57(2) No collective agreement shall provide, directly or indirectly, for the alteration or elimination of any existing term or condition of employment or the establishment of any new term or condition of employment,
(a) the alteration or elimination or the establishment of which would require or have the effect of requiring the enactment or amendment of any legislation by Parliament, except for the purpose of appropriating moneys required for its implementation; or
(b) (.)
(emphasis added)

[15]   Pursuant to subs. 66(1) of the Act, the Chairperson must determine the Terms of Reference subject to section 69 and consider the effect of the parties' proposals on the parameters set out in subs. 57(2).

[16]   The bargaining agent's proposal regarding the possibility that the Union file a policy grievance appears to me to offend that provision of the Act. The resolution of rights disputes under the Act is entirely governed by the statutory framework set out therein and the parties cannot amend it. The Act defines "grievance" as "a complaint in writing presented in accordance with this Act by an employee on his own behalf or on behalf of the employee and one or more other employees (.)". Consequently, a grievance cannot be filed by a bargaining agent under the statutory regime provided in the PSSRA and the Act does not recognize the concept of a "policy grievance" that would be presented by a bargaining agent. While this situation will change under the new Public Service Labour Relations Act enacted under the Public Service Modernization Act, S.C., 2003, c. 22, the relevant provisions in those Acts have not yet been proclaimed in force.

[17]   The PSSRA also provides for the possibility that the parties file with the Board a reference pursuant to section 99, subject to the conditions prescribed by this provision, to address disputes arising out of the application of a collective agreement.
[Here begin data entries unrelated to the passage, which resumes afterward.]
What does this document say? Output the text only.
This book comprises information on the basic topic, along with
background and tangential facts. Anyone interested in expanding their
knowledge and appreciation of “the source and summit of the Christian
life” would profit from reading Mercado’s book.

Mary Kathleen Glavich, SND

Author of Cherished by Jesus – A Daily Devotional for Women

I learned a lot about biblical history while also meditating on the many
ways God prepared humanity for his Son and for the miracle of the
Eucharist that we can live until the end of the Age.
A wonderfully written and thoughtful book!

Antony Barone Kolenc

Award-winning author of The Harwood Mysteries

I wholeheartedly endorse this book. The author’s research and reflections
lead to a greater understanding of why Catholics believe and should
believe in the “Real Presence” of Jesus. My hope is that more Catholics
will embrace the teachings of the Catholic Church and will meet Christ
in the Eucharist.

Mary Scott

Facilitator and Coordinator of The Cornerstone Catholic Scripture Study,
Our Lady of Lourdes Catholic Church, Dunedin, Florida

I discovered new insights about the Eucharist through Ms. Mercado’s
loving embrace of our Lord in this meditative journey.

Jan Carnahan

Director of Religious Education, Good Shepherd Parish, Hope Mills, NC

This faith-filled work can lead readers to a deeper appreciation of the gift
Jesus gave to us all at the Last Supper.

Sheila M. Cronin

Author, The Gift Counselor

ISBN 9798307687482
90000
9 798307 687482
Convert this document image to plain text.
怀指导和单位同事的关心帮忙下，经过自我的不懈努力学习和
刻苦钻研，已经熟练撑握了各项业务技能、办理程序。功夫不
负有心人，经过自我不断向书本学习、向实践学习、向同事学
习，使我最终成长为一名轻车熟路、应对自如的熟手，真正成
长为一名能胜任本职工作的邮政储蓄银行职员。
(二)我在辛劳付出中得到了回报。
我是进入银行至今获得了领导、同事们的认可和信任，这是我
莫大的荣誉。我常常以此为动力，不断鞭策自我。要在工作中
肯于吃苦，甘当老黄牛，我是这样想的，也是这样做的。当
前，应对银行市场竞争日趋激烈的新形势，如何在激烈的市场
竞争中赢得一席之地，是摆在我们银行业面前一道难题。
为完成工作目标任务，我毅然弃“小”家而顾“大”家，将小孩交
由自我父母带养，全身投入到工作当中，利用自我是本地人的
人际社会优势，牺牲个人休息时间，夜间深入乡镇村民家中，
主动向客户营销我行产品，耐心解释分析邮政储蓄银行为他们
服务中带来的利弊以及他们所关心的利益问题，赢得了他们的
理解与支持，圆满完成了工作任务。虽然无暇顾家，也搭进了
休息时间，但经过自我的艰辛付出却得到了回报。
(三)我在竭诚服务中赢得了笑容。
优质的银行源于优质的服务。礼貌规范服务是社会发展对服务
The Act has therefore established a comprehensive statutory scheme to address rights disputes arising between the parties. The bargaining agent's proposal to include the possibility that the Union file a "policy grievance" is not compatible with that statutory scheme. In that regard, the proposal goes beyond the scope of matters which may be included in a collective agreement or arbitral award and has the effect of requiring the amendment of the Act, a result which subsection 57(2)(a) clearly does not allow.

[18]   Accordingly, pursuant to subsection 66 of the Act, the matters on which the arbitration board shall render an arbitral award in this dispute are those set out as outstanding in SCHEDULES I, II, III AND IV attached hereto, with the exception of the proposal set out as Article 18.20 and dealing with policy grievances.

[19]   Should any further jurisdictional question arise during the course of the hearing as to the inclusion of a matter in these Terms of Reference, that question must be submitted forthwith to me because the Chairperson of the Public Service Staff Relations Board is, according to the provisions of subsection 66(1) of the Act, the only person authorized to make such a determination.

Yvon Tarte,
Chairperson

DATED AT OTTAWA, July 14, 2004.


1 57. (2)  No collective agreement shall provide, directly or indirectly, for the alteration or elimination of any existing term or condition of employment or the establishment of any new term or condition of employment,

(a)  the alteration or elimination or the establishment of which would require or have the effect of requiring the enactment or amendment of any legislation by Parliament, except for the purpose of appropriating moneys required for its implementation; or
(b)  that has been or may be established pursuant to any Act specified in Schedule II.